The first and easiest way to visualize a captured trace is to use the online perfetto.dev tool. Reactant.with_profiler has a keyword parameter called create_perfetto_link which will create a usable perfetto URL for the generated trace. The function will block execution until the URL has been clicked and the trace is visualized. The URL only works once.

julia
Reactant.with_profiler("./"; create_perfetto_link=true) do
    mylinear = Reactant.@compile linear(x, W, b)
    mylinear(x, W, b)
end

Note

It is recommended to use the Chrome browser to open the perfetto URL.

XProf

XProf is a complete web UI to analyze the log files captured by Reactant. It can be installed in the following manner:

bash
pip install xprof # or xprof-nightly

Launching xprof is then as simple as:

bash
xprof --logdir=./

which will then make the xprof interface available on port :8791 by default.

Tensorboard

Another option to visualize the generated trace files is to use the tensorboard profiler plugin. The tensorboard viewer can offer more details than the timeline view such as visualization for compute graphs.
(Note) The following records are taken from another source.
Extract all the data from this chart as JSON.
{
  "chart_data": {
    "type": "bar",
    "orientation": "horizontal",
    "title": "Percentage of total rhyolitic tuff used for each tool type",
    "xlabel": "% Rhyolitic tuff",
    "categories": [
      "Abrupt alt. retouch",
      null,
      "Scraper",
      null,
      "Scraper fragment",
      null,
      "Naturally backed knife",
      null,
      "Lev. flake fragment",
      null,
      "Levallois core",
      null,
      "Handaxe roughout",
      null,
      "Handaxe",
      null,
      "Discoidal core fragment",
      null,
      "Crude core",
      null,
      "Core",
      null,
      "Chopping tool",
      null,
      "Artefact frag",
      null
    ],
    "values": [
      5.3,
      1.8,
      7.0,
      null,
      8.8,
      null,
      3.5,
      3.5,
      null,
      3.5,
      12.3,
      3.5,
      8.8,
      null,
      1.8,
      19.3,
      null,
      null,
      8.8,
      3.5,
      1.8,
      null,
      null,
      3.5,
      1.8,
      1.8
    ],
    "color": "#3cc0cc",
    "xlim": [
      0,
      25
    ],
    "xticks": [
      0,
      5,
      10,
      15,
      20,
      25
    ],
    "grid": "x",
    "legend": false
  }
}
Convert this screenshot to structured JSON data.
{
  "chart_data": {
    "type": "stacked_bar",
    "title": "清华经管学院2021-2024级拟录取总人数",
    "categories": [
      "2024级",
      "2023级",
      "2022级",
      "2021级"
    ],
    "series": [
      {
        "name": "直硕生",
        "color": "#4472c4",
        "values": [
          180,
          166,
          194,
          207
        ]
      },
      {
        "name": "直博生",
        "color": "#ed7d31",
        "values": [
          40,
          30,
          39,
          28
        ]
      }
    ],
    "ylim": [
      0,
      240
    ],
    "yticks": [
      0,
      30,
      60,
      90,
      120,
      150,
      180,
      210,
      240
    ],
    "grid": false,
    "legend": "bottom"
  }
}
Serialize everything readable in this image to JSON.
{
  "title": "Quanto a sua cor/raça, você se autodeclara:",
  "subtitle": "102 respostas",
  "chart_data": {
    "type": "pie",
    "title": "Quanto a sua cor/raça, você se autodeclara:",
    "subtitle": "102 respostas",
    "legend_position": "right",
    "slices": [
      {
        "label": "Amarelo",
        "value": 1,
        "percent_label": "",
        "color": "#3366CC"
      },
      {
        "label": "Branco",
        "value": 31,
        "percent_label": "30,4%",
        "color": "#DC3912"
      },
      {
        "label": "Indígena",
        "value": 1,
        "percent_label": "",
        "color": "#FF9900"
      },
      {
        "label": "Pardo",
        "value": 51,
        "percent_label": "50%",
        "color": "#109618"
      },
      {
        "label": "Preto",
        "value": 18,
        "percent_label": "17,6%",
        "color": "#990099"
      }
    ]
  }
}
First install tensorboard and its profiler plugin:

bash
pip install tensorboard tensorboard-plugin-profile

And then run the following in the folder where the plugins folder was generated:

bash
tensorboard --logdir ./

Adding Custom Annotations

By default, the traces contain only information captured from within XLA. The Reactant.Profiler.annotate function can be used to annotate traces for Julia code evaluated during tracing.

julia
Reactant.Profiler.annotate("my_annotation") do
    # Do things...
end

The added annotations will be captured in the traces and can be seen in the different viewers along with the default XLA annotations. When the profiler is not activated, then the custom annotations have no effect and can therefore always be activated.